APE1/Ref-1 as a Therapeutic Target for Inflammatory Bowel Disease

Abstract

Inflammatory bowel disease (IBD) is characterized by chronic relapsing inflammation of the gastrointestinal tract. The prevalence of IBD is increasing with approximately 4.9 million cases reported worldwide. Current therapies are limited due to the severity of side effects and long-term toxicity, therefore, the development of novel IBD treatments is necessitated. Recent findings support apurinic/apyrimidinic endonuclease 1/reduction-oxidation factor 1 (APE1/Ref-1) as a target in many pathological conditions, including inflammatory diseases, where APE1/Ref-1 regulation of crucial transcription factors impacts significant pathways. Thus, a potential target for a novel IBD therapy is the redox activity of the multifunctional protein APE1/Ref-1. This review elaborates on the status of conventional IBD treatments, the role of an APE1/Ref-1 in intestinal inflammation, and the potential of a small molecule inhibitor of APE1/Ref-1 redox activity to modulate inflammation, oxidative stress response, and enteric neuronal damage in IBD.

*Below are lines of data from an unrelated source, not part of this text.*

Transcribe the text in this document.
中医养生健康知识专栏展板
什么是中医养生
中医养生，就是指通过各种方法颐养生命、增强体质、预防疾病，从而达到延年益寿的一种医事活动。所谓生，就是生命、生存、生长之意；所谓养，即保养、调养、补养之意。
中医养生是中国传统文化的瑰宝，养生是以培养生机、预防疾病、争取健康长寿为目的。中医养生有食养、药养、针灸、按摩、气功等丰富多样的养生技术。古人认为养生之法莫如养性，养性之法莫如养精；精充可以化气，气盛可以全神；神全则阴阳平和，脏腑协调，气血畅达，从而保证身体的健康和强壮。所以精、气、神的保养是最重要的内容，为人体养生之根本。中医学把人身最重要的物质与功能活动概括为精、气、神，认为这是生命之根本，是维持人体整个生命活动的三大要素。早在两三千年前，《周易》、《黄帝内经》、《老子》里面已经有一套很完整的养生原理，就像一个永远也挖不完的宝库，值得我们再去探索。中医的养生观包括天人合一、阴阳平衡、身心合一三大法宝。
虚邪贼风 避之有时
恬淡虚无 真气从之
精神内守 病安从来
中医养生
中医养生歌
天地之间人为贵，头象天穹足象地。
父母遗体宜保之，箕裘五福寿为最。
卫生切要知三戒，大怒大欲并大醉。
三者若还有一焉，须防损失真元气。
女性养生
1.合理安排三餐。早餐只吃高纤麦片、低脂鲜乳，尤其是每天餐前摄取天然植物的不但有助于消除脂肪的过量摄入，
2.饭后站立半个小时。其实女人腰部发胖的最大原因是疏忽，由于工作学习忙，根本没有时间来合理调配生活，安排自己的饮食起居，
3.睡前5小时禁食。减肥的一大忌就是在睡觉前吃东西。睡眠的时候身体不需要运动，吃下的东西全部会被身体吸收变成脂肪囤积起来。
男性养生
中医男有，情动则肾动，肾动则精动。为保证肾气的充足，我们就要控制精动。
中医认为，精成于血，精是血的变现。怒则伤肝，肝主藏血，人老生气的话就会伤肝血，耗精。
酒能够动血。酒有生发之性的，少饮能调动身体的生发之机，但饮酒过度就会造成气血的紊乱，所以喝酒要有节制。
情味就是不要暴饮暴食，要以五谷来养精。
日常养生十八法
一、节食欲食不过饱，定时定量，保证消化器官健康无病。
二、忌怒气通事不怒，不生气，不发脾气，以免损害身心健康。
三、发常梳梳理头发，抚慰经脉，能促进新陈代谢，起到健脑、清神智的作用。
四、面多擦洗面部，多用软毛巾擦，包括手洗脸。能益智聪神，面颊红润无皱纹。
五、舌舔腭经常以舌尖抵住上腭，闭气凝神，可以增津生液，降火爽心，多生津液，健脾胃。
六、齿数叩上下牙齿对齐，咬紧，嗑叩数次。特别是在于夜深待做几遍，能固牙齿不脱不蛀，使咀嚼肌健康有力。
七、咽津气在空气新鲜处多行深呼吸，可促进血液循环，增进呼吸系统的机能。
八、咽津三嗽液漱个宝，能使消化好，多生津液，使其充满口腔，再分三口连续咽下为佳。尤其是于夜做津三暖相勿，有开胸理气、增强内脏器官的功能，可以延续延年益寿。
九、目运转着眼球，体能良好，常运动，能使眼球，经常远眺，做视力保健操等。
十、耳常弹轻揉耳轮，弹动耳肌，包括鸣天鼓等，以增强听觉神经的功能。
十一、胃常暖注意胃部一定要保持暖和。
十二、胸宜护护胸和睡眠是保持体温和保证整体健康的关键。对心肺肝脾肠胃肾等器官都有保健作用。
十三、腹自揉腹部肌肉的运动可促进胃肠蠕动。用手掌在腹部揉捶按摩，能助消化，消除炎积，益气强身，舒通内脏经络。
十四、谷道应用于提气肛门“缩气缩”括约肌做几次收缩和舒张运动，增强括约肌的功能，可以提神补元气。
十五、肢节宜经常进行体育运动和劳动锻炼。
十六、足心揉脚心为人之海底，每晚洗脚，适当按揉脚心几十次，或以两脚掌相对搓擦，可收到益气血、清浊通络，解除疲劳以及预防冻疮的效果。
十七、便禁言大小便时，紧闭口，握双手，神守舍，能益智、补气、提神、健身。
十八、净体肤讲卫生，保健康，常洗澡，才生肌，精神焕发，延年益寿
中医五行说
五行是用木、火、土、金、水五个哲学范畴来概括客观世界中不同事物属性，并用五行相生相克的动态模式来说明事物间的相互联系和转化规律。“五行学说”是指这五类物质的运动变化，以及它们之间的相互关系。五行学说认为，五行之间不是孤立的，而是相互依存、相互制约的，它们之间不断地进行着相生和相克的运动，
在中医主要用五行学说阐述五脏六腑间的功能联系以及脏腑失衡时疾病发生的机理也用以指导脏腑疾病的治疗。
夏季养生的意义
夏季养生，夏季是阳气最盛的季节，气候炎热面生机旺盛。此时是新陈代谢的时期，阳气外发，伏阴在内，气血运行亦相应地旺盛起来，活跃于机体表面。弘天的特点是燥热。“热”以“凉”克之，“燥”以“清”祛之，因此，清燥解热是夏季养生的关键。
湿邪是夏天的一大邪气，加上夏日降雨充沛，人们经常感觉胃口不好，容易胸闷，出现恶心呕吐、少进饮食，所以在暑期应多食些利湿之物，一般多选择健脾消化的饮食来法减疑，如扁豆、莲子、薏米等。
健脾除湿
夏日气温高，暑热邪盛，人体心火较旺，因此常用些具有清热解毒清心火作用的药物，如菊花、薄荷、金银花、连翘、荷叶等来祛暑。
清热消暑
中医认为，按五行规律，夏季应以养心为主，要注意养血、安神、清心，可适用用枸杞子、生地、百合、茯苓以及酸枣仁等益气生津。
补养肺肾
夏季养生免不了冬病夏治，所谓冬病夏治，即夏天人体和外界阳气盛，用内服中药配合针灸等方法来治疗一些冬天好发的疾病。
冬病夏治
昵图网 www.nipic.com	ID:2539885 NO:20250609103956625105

Keywords: apurinic/apyrimidinic endonuclease 1/reduction-oxidation factor 1 (APE1/Ref-1); inflammation; inflammatory bowel disease (IBD); oxidative stress; redox signaling.

Figure 1

APE1/Ref-1 role in inflammatory bowel disease and the potential of redox signaling inhibition. The activation of transcription factors through the redox function of APE1 is implicated in the promotion of inflammation in inflammatory bowel disease. Furthermore, the subsequent activation of downstream mediators directly affects the inflammatory responses. By inhibiting the redox signaling pathway using APX compounds, the excessive production of pro-inflammatory cytokines, chemokines, reactive oxygen species (ROS), and neuronal damage can be reduced, leading to the alleviation of inflammation and gastrointestinal functions. Additionally, the repair function of APE1 plays a crucial role in mending the DNA or RNA lesions caused by inflammation and oxidative stress. In summary, the utilization of APX compounds can effectively diminish inflammatory markers, ROS levels, and enteric neuropathy, while also enhancing the DNA repair function, thereby presenting a novel therapeutic opportunity for IBD (created with BioRender.com (accessed on 30 September 2023)). Abbreviations: TFs: transcription factors; IL: interleukin; TNF-α: tumor necrosis factor-alpha; ROS: reactive oxygen species; STAT3: signal transducer and activator of transcription 3; NFκB: nuclear factor kappa-light chain enhancer of activated B cells; AP-1: activator protein 1; HIF1α: hypoxia-inducible factor 1 subunit alpha; redox: reduction-oxidation; LPS: lipopolysaccharide; TLR4: toll-like receptor 4; DNA: deoxyribonucleic acid.